Sometimes, yeah. Most of the GbE clients wouldn't be heavily transferring files all the time, but I'd rather not have, say my laptop over Wireless AC either getting slow speeds or causing slowdowns for everything else on the switch. Even being a half-duplex medium, it would be able to eat a sizable chunk of that 1Gb uplink from the switch by itself, not factoring in other clients' regular internet+intranet traffic.
What exact board did you get with that many integrated nics?
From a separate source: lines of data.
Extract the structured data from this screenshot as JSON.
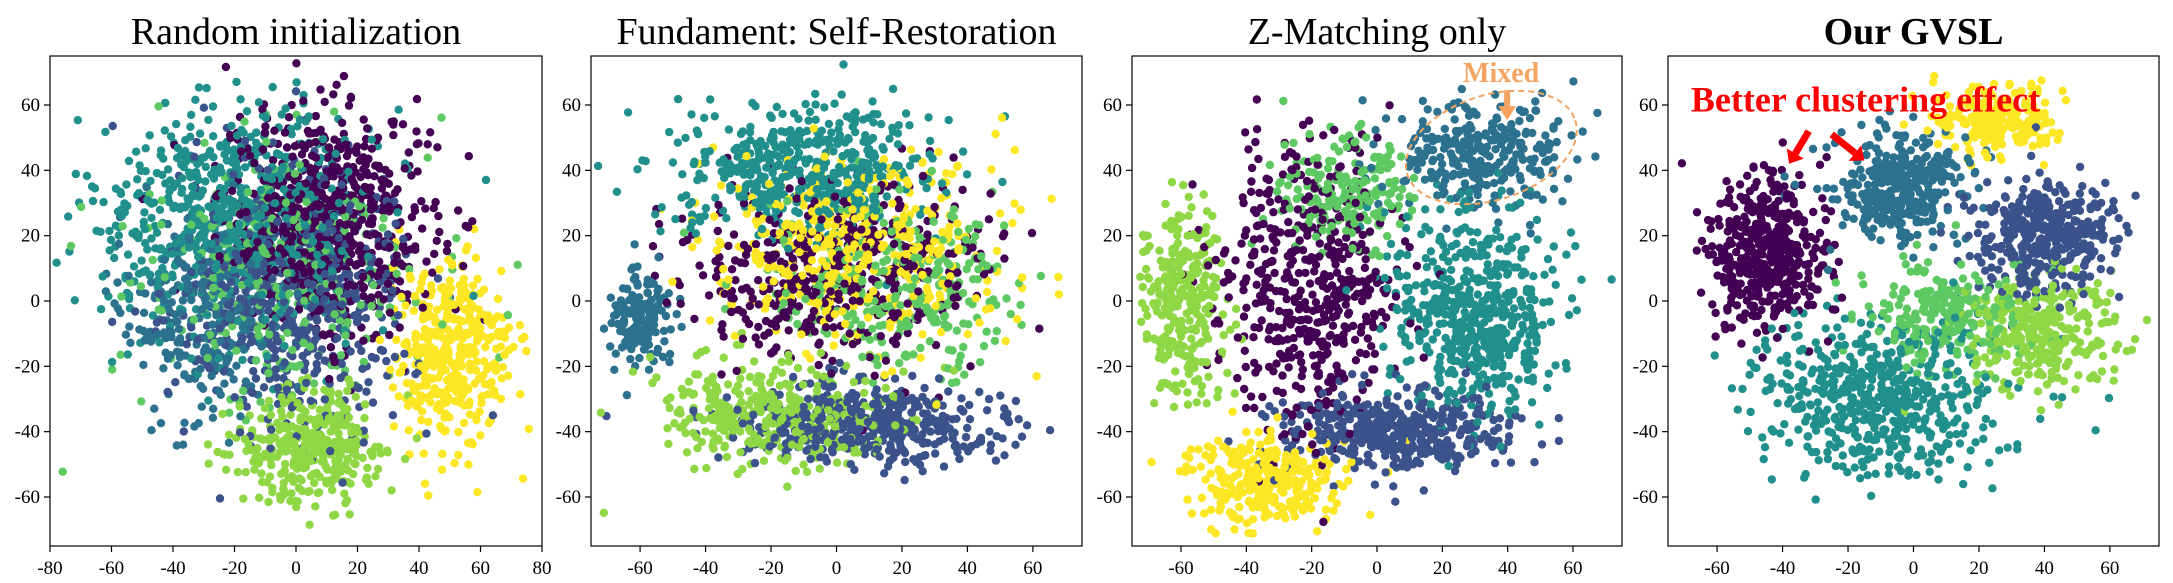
{
  "chart_data": [
    {
      "type": "scatter",
      "title": "Random initialization",
      "title_bold": false,
      "xlim": [
        -80,
        80
      ],
      "ylim": [
        -75,
        75
      ],
      "xticks": [
        -80,
        -60,
        -40,
        -20,
        0,
        20,
        40,
        60,
        80
      ],
      "yticks": [
        -60,
        -40,
        -20,
        0,
        20,
        40,
        60
      ],
      "clusters": [
        {
          "color": "#440154",
          "cx": 10,
          "cy": 25,
          "rx": 38,
          "ry": 38,
          "n": 700
        },
        {
          "color": "#3b528b",
          "cx": 0,
          "cy": 0,
          "rx": 42,
          "ry": 45,
          "n": 550
        },
        {
          "color": "#21908c",
          "cx": -20,
          "cy": 25,
          "rx": 48,
          "ry": 38,
          "n": 700
        },
        {
          "color": "#5ec962",
          "cx": -5,
          "cy": 10,
          "rx": 50,
          "ry": 45,
          "n": 300
        },
        {
          "color": "#8fd744",
          "cx": 5,
          "cy": -45,
          "rx": 28,
          "ry": 20,
          "n": 350
        },
        {
          "color": "#fde725",
          "cx": 50,
          "cy": -15,
          "rx": 22,
          "ry": 28,
          "n": 400
        },
        {
          "color": "#2c718e",
          "cx": -30,
          "cy": -5,
          "rx": 30,
          "ry": 35,
          "n": 250
        }
      ],
      "annotations": []
    },
    {
      "type": "scatter",
      "title": "Fundament: Self-Restoration",
      "title_bold": false,
      "xlim": [
        -75,
        75
      ],
      "ylim": [
        -75,
        75
      ],
      "xticks": [
        -60,
        -40,
        -20,
        0,
        20,
        40,
        60
      ],
      "yticks": [
        -60,
        -40,
        -20,
        0,
        20,
        40,
        60
      ],
      "clusters": [
        {
          "color": "#21908c",
          "cx": -10,
          "cy": 40,
          "rx": 45,
          "ry": 22,
          "n": 500
        },
        {
          "color": "#440154",
          "cx": 0,
          "cy": 10,
          "rx": 50,
          "ry": 30,
          "n": 450
        },
        {
          "color": "#fde725",
          "cx": 5,
          "cy": 15,
          "rx": 50,
          "ry": 35,
          "n": 450
        },
        {
          "color": "#5ec962",
          "cx": 20,
          "cy": 5,
          "rx": 45,
          "ry": 30,
          "n": 300
        },
        {
          "color": "#2c718e",
          "cx": -60,
          "cy": -5,
          "rx": 10,
          "ry": 18,
          "n": 150
        },
        {
          "color": "#3b528b",
          "cx": 10,
          "cy": -38,
          "rx": 45,
          "ry": 14,
          "n": 450
        },
        {
          "color": "#8fd744",
          "cx": -20,
          "cy": -35,
          "rx": 40,
          "ry": 18,
          "n": 350
        }
      ],
      "annotations": []
    },
    {
      "type": "scatter",
      "title": "Z-Matching only",
      "title_bold": false,
      "xlim": [
        -75,
        75
      ],
      "ylim": [
        -75,
        75
      ],
      "xticks": [
        -60,
        -40,
        -20,
        0,
        20,
        40,
        60
      ],
      "yticks": [
        -60,
        -40,
        -20,
        0,
        20,
        40,
        60
      ],
      "clusters": [
        {
          "color": "#440154",
          "cx": -20,
          "cy": 5,
          "rx": 30,
          "ry": 50,
          "n": 500
        },
        {
          "color": "#2c718e",
          "cx": 30,
          "cy": 45,
          "rx": 30,
          "ry": 18,
          "n": 300
        },
        {
          "color": "#21908c",
          "cx": 30,
          "cy": -5,
          "rx": 28,
          "ry": 35,
          "n": 550
        },
        {
          "color": "#3b528b",
          "cx": 5,
          "cy": -40,
          "rx": 40,
          "ry": 14,
          "n": 450
        },
        {
          "color": "#8fd744",
          "cx": -60,
          "cy": 0,
          "rx": 14,
          "ry": 35,
          "n": 300
        },
        {
          "color": "#fde725",
          "cx": -35,
          "cy": -55,
          "rx": 28,
          "ry": 14,
          "n": 300
        },
        {
          "color": "#5ec962",
          "cx": -10,
          "cy": 35,
          "rx": 25,
          "ry": 20,
          "n": 200
        }
      ],
      "annotations": [
        {
          "text": "Mixed",
          "color": "#f4a460",
          "x": 38,
          "y": 67,
          "ellipse": {
            "cx": 35,
            "cy": 47,
            "rx": 27,
            "ry": 16
          }
        }
      ]
    },
    {
      "type": "scatter",
      "title": "Our GVSL",
      "title_bold": true,
      "xlim": [
        -75,
        75
      ],
      "ylim": [
        -75,
        75
      ],
      "xticks": [
        -60,
        -40,
        -20,
        0,
        20,
        40,
        60
      ],
      "yticks": [
        -60,
        -40,
        -20,
        0,
        20,
        40,
        60
      ],
      "clusters": [
        {
          "color": "#440154",
          "cx": -45,
          "cy": 15,
          "rx": 20,
          "ry": 28,
          "n": 450
        },
        {
          "color": "#2c718e",
          "cx": -5,
          "cy": 35,
          "rx": 24,
          "ry": 18,
          "n": 350
        },
        {
          "color": "#3b528b",
          "cx": 40,
          "cy": 20,
          "rx": 25,
          "ry": 20,
          "n": 400
        },
        {
          "color": "#fde725",
          "cx": 25,
          "cy": 55,
          "rx": 20,
          "ry": 12,
          "n": 250
        },
        {
          "color": "#21908c",
          "cx": -10,
          "cy": -30,
          "rx": 40,
          "ry": 28,
          "n": 550
        },
        {
          "color": "#8fd744",
          "cx": 40,
          "cy": -10,
          "rx": 25,
          "ry": 18,
          "n": 300
        },
        {
          "color": "#5ec962",
          "cx": 10,
          "cy": -5,
          "rx": 25,
          "ry": 20,
          "n": 250
        }
      ],
      "annotations": [
        {
          "text": "Better clustering effect",
          "color": "#ff0000",
          "x": -68,
          "y": 58
        }
      ]
    }
  ]
}
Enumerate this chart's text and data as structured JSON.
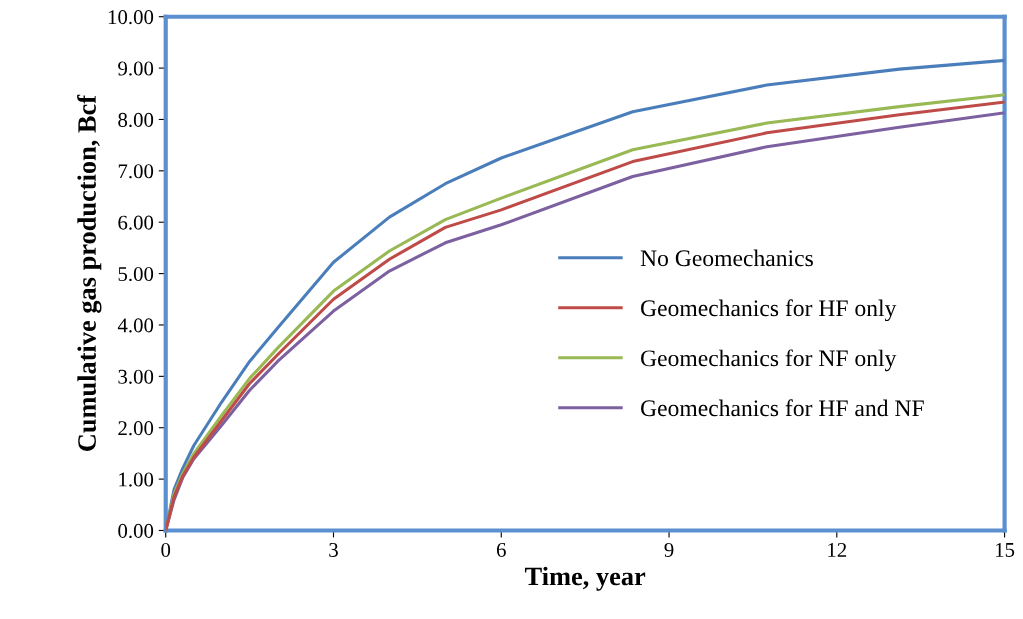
{
  "chart_data": {
    "type": "line",
    "xlabel": "Time, year",
    "ylabel": "Cumulative gas production, Bcf",
    "x": [
      0,
      0.15,
      0.3,
      0.5,
      1,
      1.5,
      2,
      3,
      4,
      5,
      6,
      8.35,
      10.75,
      13.12,
      15
    ],
    "series": [
      {
        "name": "No Geomechanics",
        "color": "#4a7ebb",
        "values": [
          0,
          0.8,
          1.2,
          1.65,
          2.5,
          3.29,
          3.94,
          5.22,
          6.1,
          6.75,
          7.25,
          8.15,
          8.67,
          8.98,
          9.15
        ]
      },
      {
        "name": "Geomechanics for HF only",
        "color": "#be4b48",
        "values": [
          0,
          0.66,
          1.05,
          1.42,
          2.14,
          2.86,
          3.42,
          4.5,
          5.28,
          5.9,
          6.24,
          7.18,
          7.74,
          8.09,
          8.34
        ]
      },
      {
        "name": "Geomechanics for NF only",
        "color": "#98b954",
        "values": [
          0,
          0.72,
          1.1,
          1.49,
          2.24,
          2.96,
          3.55,
          4.66,
          5.44,
          6.05,
          6.47,
          7.41,
          7.93,
          8.25,
          8.48
        ]
      },
      {
        "name": "Geomechanics for HF and NF",
        "color": "#7d60a0",
        "values": [
          0,
          0.6,
          1.02,
          1.39,
          2.05,
          2.73,
          3.29,
          4.27,
          5.05,
          5.6,
          5.95,
          6.89,
          7.47,
          7.85,
          8.13
        ]
      }
    ],
    "xlim": [
      0,
      15
    ],
    "xticks": [
      0,
      3,
      6,
      9,
      12,
      15
    ],
    "ylim": [
      0,
      10
    ],
    "yticks": [
      {
        "value": 0,
        "label": "0.00"
      },
      {
        "value": 1,
        "label": "1.00"
      },
      {
        "value": 2,
        "label": "2.00"
      },
      {
        "value": 3,
        "label": "3.00"
      },
      {
        "value": 4,
        "label": "4.00"
      },
      {
        "value": 5,
        "label": "5.00"
      },
      {
        "value": 6,
        "label": "6.00"
      },
      {
        "value": 7,
        "label": "7.00"
      },
      {
        "value": 8,
        "label": "8.00"
      },
      {
        "value": 9,
        "label": "9.00"
      },
      {
        "value": 10,
        "label": "10.00"
      }
    ],
    "grid": false,
    "legend": "right",
    "marker": "none",
    "line_style": "solid"
  }
}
It's this one: https://www.supermicro.com/products/motherboard/Xeon/D/X10SDV-TP8F.cfm though I was initially considering Rangely Atom boards (like most of the mid-level appliances in the pfSense store) I decided to go with the newer Xeon-D architecture instead. So it really came down to that board and this one, which for the ~$20 price difference through the distributor I bought it through, it wasn't really worth passing up the extra GbE ports.
You don't need a managed switch, you don't even need a "smart" switch unless your wanting to vlan.
That's my main dilemma, I need to VLAN for the access points and management network, so a smart or managed switch would be required if I can't use the ports already on my box. I'll be able to handle some of that on the router that I'd be repurposing as an AP+Switch, but it still wouldn't be able to handle the second AP upstairs or my desktop over 10Gb fiber.